My father shouldn’t have named me Clarissa. Pollyanna would have been more fitting. But there can be no glad game here. Laura is lost, probably forever, and so is Lottie. I cannot save either of them now by making up silly stories.

Thursday, July 23

It’s therapy morning with Mrs. Lewen, the clinical psychologist. I had to promise to see her each week. That was the only way they’d agree to release me from hospital in Bath and make all of the arrangements with the police and doctors here in Brighton.

Patient compliance
is a phrase I’ve heard too many times.

I hate the word compliance.

Mrs. Lewen is in her late fifties, with short curly brown hair. She’s a few stone overweight and wears bright-colored caftans. Today’s is yellow and orange and purple. She looks like an earth mother, but I don’t really think she is.

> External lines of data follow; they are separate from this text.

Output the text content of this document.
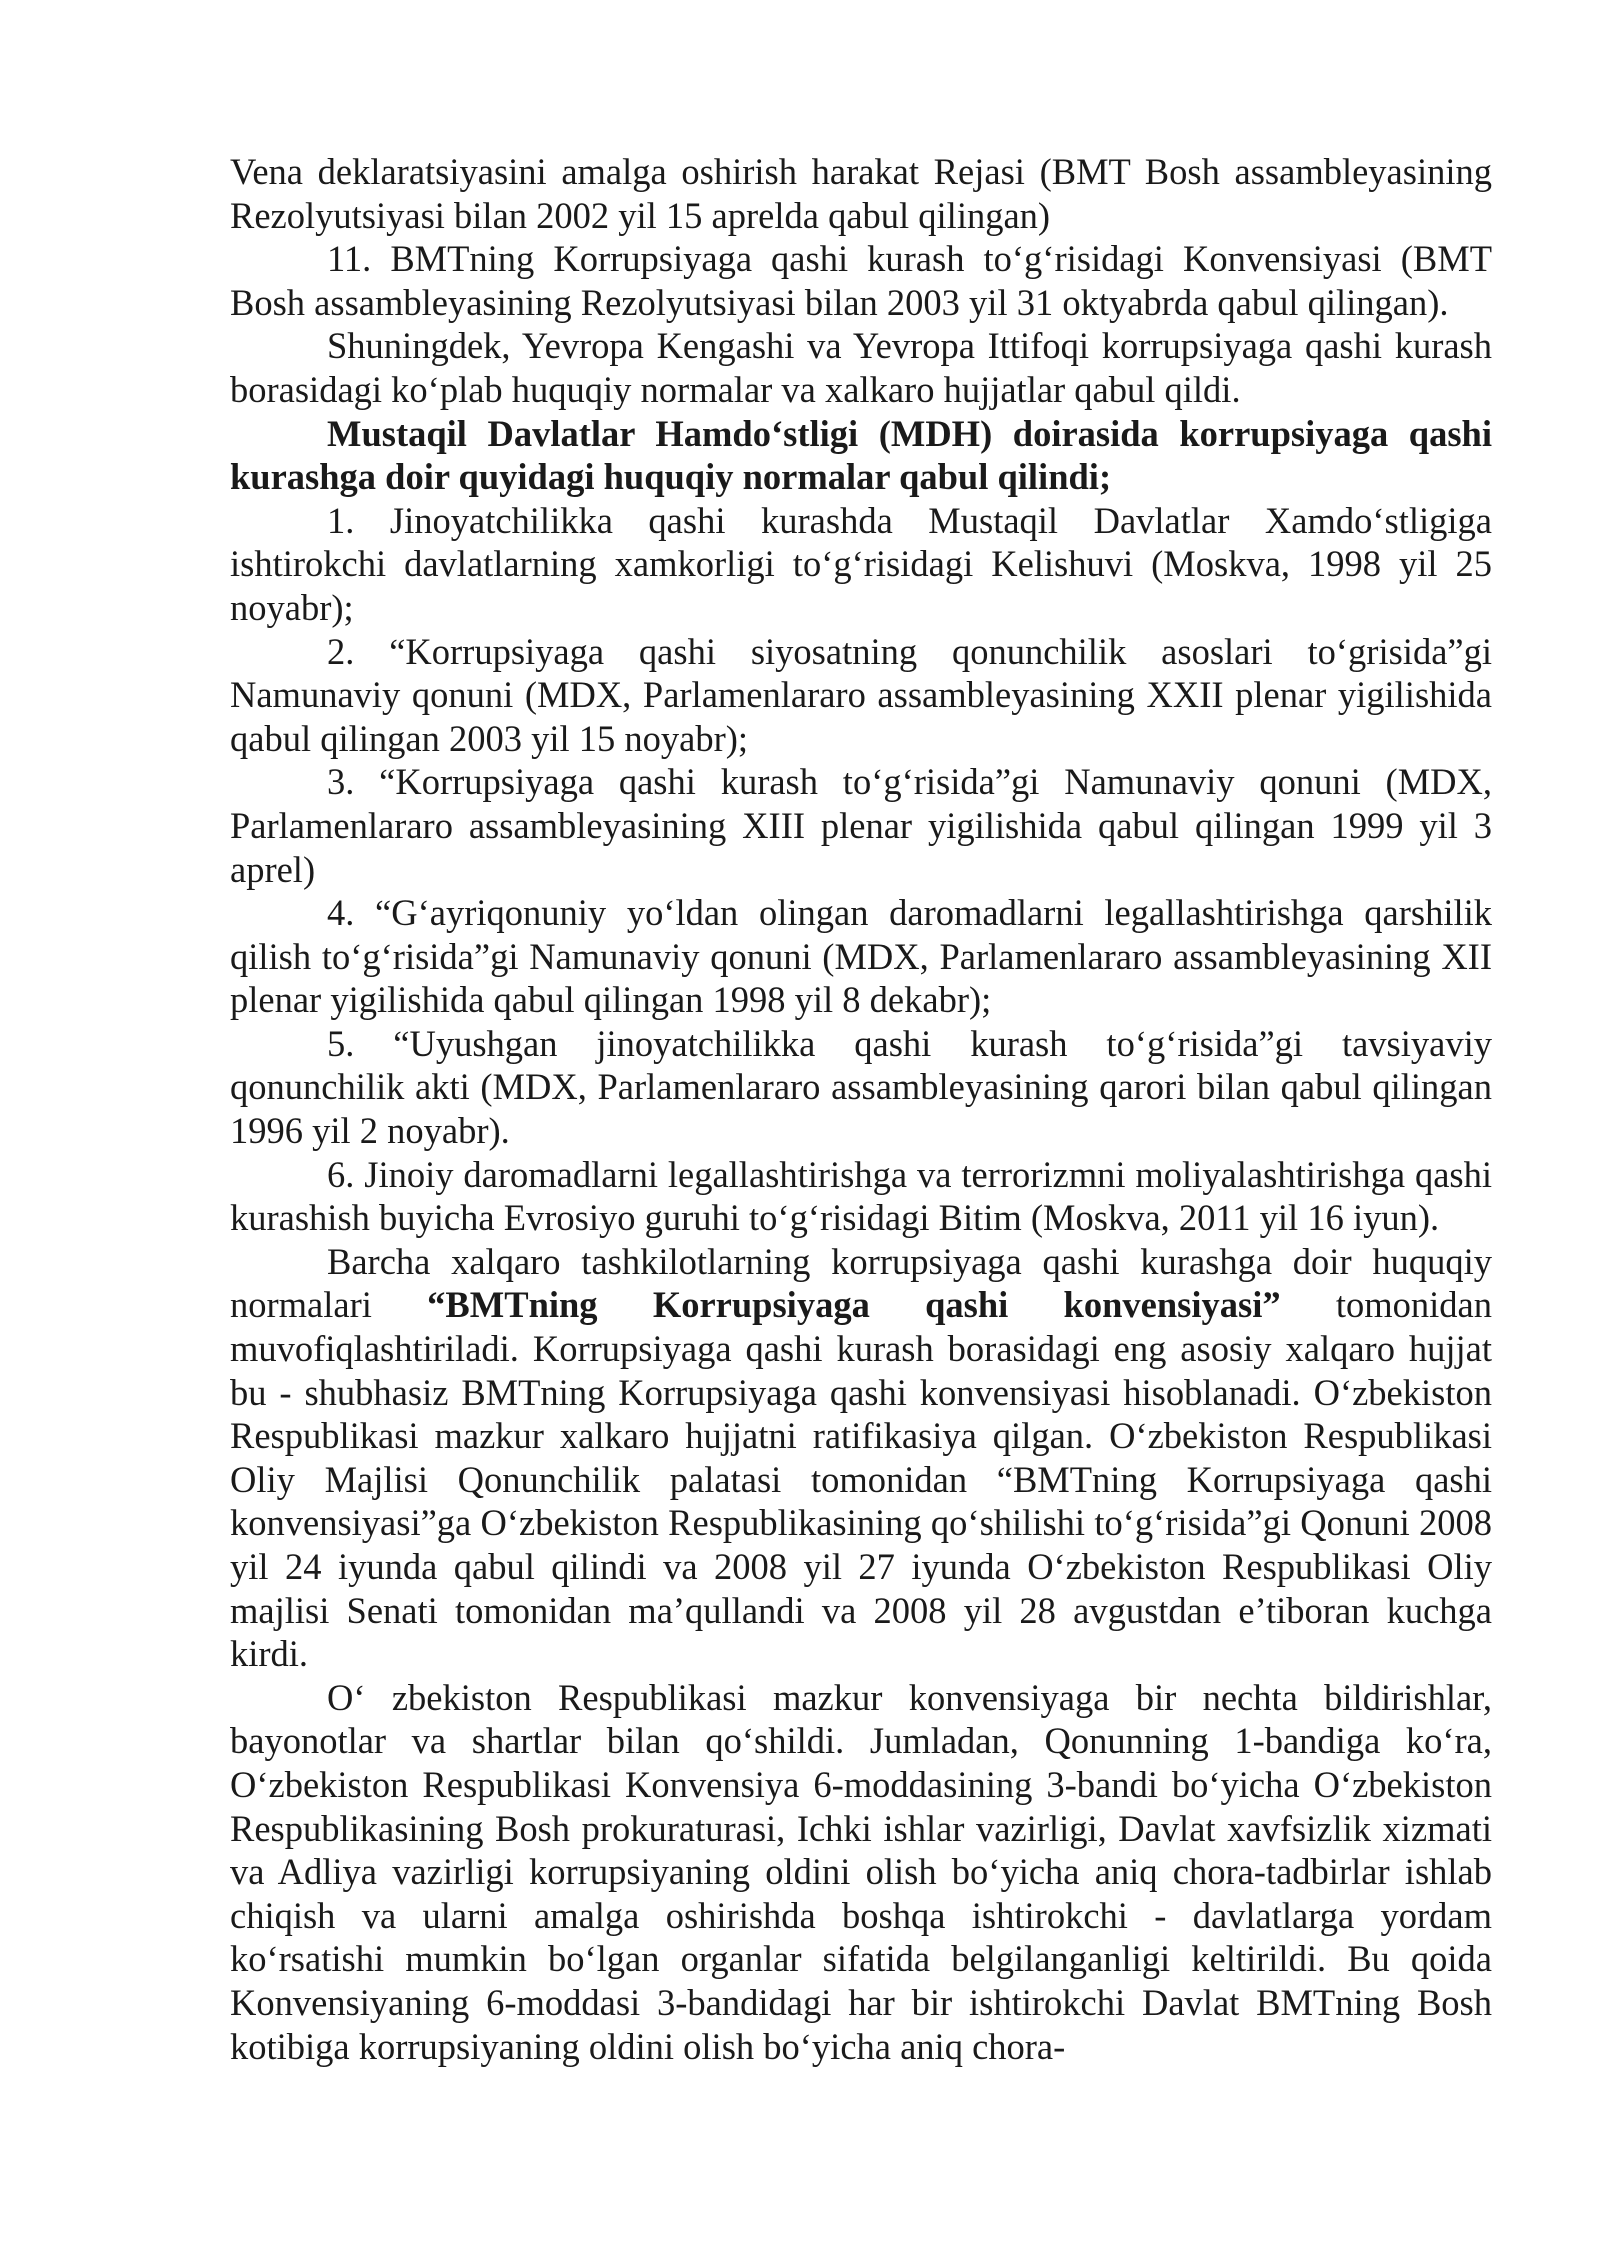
Vena deklaratsiyasini amalga oshirish harakat Rejasi (BMT Bosh assambleyasining Rezolyutsiyasi bilan 2002 yil 15 aprelda qabul qilingan)

11. BMTning Korrupsiyaga qashi kurash to‘g‘risidagi Konvensiyasi (BMT Bosh assambleyasining Rezolyutsiyasi bilan 2003 yil 31 oktyabrda qabul qilingan).

Shuningdek, Yevropa Kengashi va Yevropa Ittifoqi korrupsiyaga qashi kurash borasidagi ko‘plab huquqiy normalar va xalkaro hujjatlar qabul qildi.

Mustaqil Davlatlar Hamdo‘stligi (MDH) doirasida korrupsiyaga qashi kurashga doir quyidagi huquqiy normalar qabul qilindi;

1. Jinoyatchilikka qashi kurashda Mustaqil Davlatlar Xamdo‘stligiga ishtirokchi davlatlarning xamkorligi to‘g‘risidagi Kelishuvi (Moskva, 1998 yil 25 noyabr);

2. “Korrupsiyaga qashi siyosatning qonunchilik asoslari to‘grisida”gi Namunaviy qonuni (MDX, Parlamenlararo assambleyasining XXII plenar yigilishida qabul qilingan 2003 yil 15 noyabr);

3. “Korrupsiyaga qashi kurash to‘g‘risida”gi Namunaviy qonuni (MDX, Parlamenlararo assambleyasining XIII plenar yigilishida qabul qilingan 1999 yil 3 aprel)

4. “G‘ayriqonuniy yo‘ldan olingan daromadlarni legallashtirishga qarshilik qilish to‘g‘risida”gi Namunaviy qonuni (MDX, Parlamenlararo assambleyasining XII plenar yigilishida qabul qilingan 1998 yil 8 dekabr);

5. “Uyushgan jinoyatchilikka qashi kurash to‘g‘risida”gi tavsiyaviy qonunchilik akti (MDX, Parlamenlararo assambleyasining qarori bilan qabul qilingan 1996 yil 2 noyabr).

6. Jinoiy daromadlarni legallashtirishga va terrorizmni moliyalashtirishga qashi kurashish buyicha Evrosiyo guruhi to‘g‘risidagi Bitim (Moskva, 2011 yil 16 iyun).

Barcha xalqaro tashkilotlarning korrupsiyaga qashi kurashga doir huquqiy normalari “BMTning Korrupsiyaga qashi konvensiyasi” tomonidan muvofiqlashtiriladi. Korrupsiyaga qashi kurash borasidagi eng asosiy xalqaro hujjat bu - shubhasiz BMTning Korrupsiyaga qashi konvensiyasi hisoblanadi. O‘zbekiston Respublikasi mazkur xalkaro hujjatni ratifikasiya qilgan. O‘zbekiston Respublikasi Oliy Majlisi Qonunchilik palatasi tomonidan “BMTning Korrupsiyaga qashi konvensiyasi”ga O‘zbekiston Respublikasining qo‘shilishi to‘g‘risida”gi Qonuni 2008 yil 24 iyunda qabul qilindi va 2008 yil 27 iyunda O‘zbekiston Respublikasi Oliy majlisi Senati tomonidan ma’qullandi va 2008 yil 28 avgustdan e’tiboran kuchga kirdi.

O‘ zbekiston Respublikasi mazkur konvensiyaga bir nechta bildirishlar, bayonotlar va shartlar bilan qo‘shildi. Jumladan, Qonunning 1-bandiga ko‘ra, O‘zbekiston Respublikasi Konvensiya 6-moddasining 3-bandi bo‘yicha O‘zbekiston Respublikasining Bosh prokuraturasi, Ichki ishlar vazirligi, Davlat xavfsizlik xizmati va Adliya vazirligi korrupsiyaning oldini olish bo‘yicha aniq chora-tadbirlar ishlab chiqish va ularni amalga oshirishda boshqa ishtirokchi - davlatlarga yordam ko‘rsatishi mumkin bo‘lgan organlar sifatida belgilanganligi keltirildi. Bu qoida Konvensiyaning 6-moddasi 3-bandidagi har bir ishtirokchi Davlat BMTning Bosh kotibiga korrupsiyaning oldini olish bo‘yicha aniq chora-
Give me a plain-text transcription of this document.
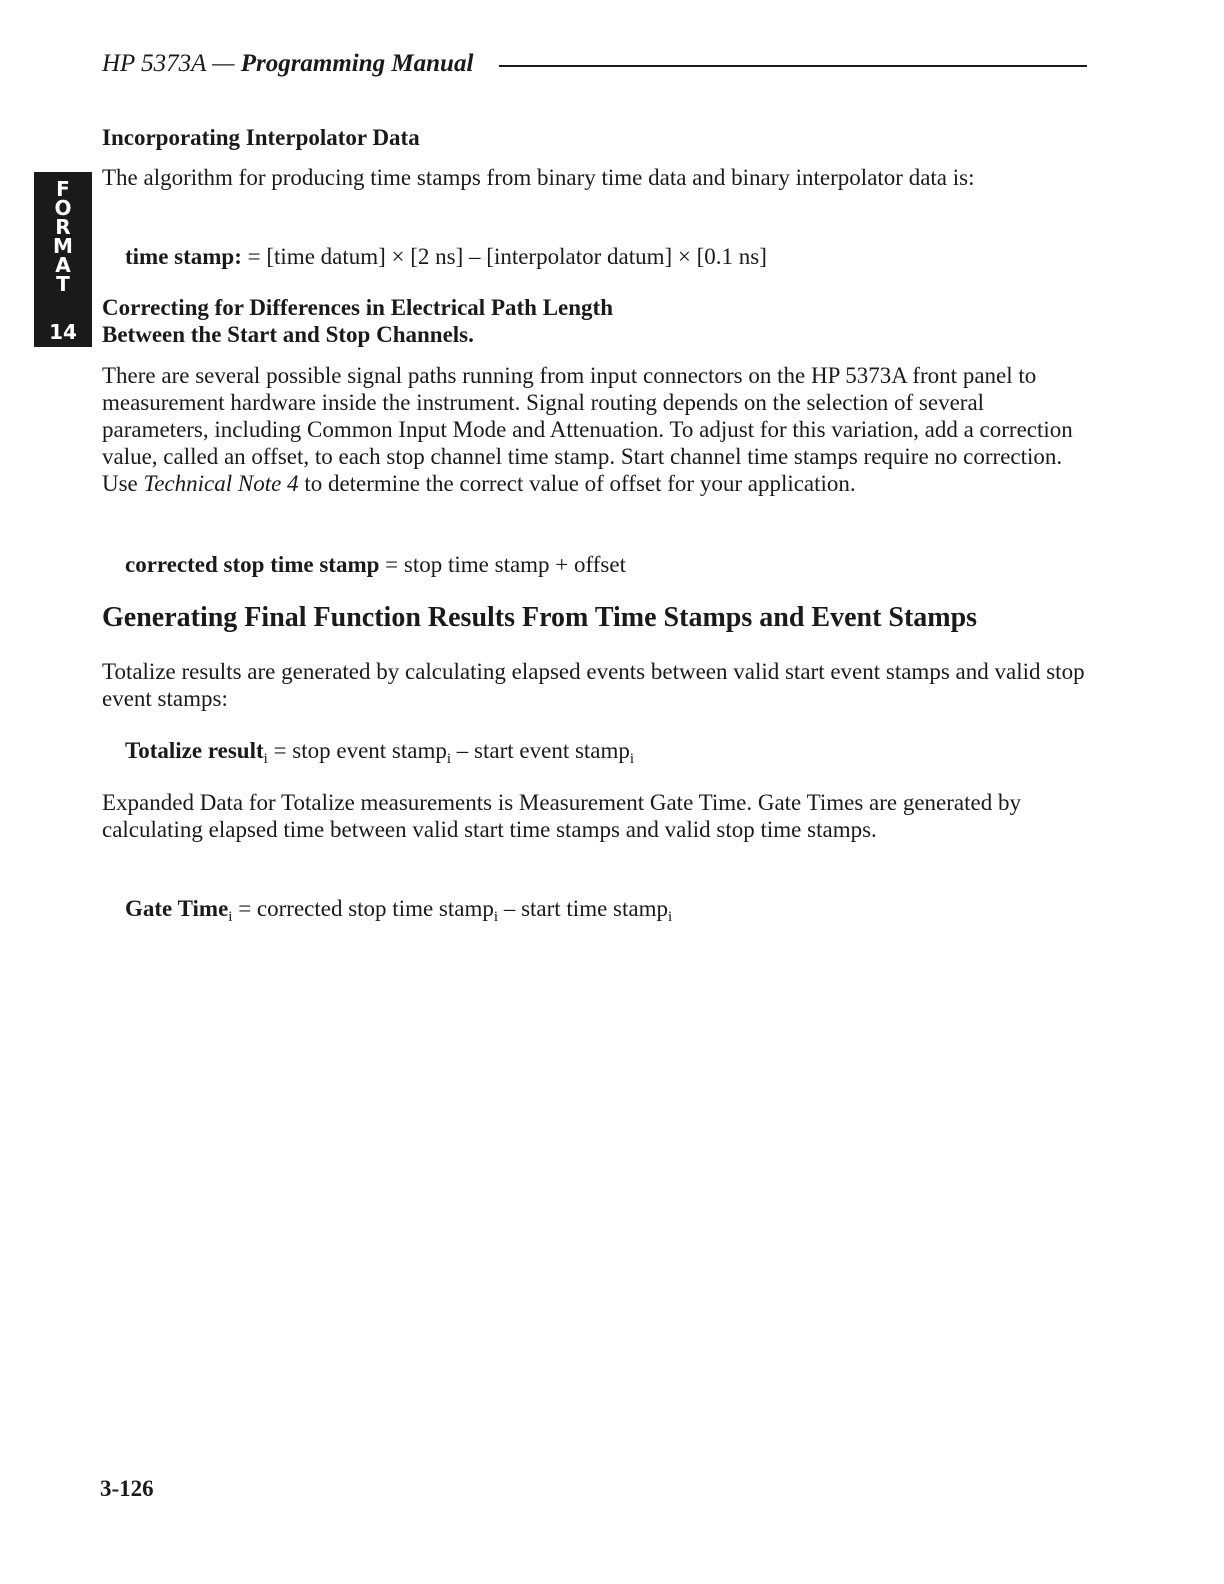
HP 5373A — Programming Manual
F
O
R
M
A
T
14
Incorporating Interpolator Data
The algorithm for producing time stamps from binary time data and binary interpolator data is:
time stamp: = [time datum] × [2 ns] – [interpolator datum] × [0.1 ns]
Correcting for Differences in Electrical Path Length
Between the Start and Stop Channels.
There are several possible signal paths running from input connectors on the HP 5373A front panel to measurement hardware inside the instrument. Signal routing depends on the selection of several parameters, including Common Input Mode and Attenuation. To adjust for this variation, add a correction value, called an offset, to each stop channel time stamp. Start channel time stamps require no correction. Use Technical Note 4 to determine the correct value of offset for your application.
corrected stop time stamp = stop time stamp + offset
Generating Final Function Results From Time Stamps and Event Stamps
Totalize results are generated by calculating elapsed events between valid start event stamps and valid stop event stamps:
Totalize result$_i$ = stop event stamp$_i$ – start event stamp$_i$
Expanded Data for Totalize measurements is Measurement Gate Time. Gate Times are generated by calculating elapsed time between valid start time stamps and valid stop time stamps.
Gate Time$_i$ = corrected stop time stamp$_i$ – start time stamp$_i$
3-126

There’s a framed poster from the film of
The Wizard of Oz
on her wall. The main characters with their arms linked, about to skip off down the yellow brick road. Mrs. Lewen thinks there’s a
life lesson
in that film for everyone who ever watches it. I can’t imagine that you would like Mrs. Lewen much.

Mrs. Lewen settles into a peach armchair and smiles expectantly. I’m huddled on the sofa that faces her, my legs curled beneath me. The sofa is peach, too. All of the furniture is upholstered in this supposedly tranquil peach, and I detest it. The walls are peach, too. If Mrs. Lewen ever tries to make me listen to “Somewhere Over the Rainbow” there will be puke on the peach carpet.

Last week’s subject was my face. The plastic surgeon’s gobbledygook clotted the air; Mrs. Lewen made me repeat his phrases as if they were medicine.

The good news is that faces heal fast
. My scar is one and a half inches long, a diagonal slash across my cheekbone. I measured it.

We’re fortunate that it was a straight wound
. My scar is swollen and pinched and puckered around the edges.

Scars fade and flatten considerably over the first year
. My scar is vividly red and raised.

Superficial facial nerves come back, but it can take six to eight months
. My face seems not to move properly around my scar, the way a person’s mouth feels after a shot of novocaine.

Today, my initial silence is too long even for Mrs. Lewen. Usually she likes me to be the first to speak, but this time she quietly prompts me by asking what I’m thinking about.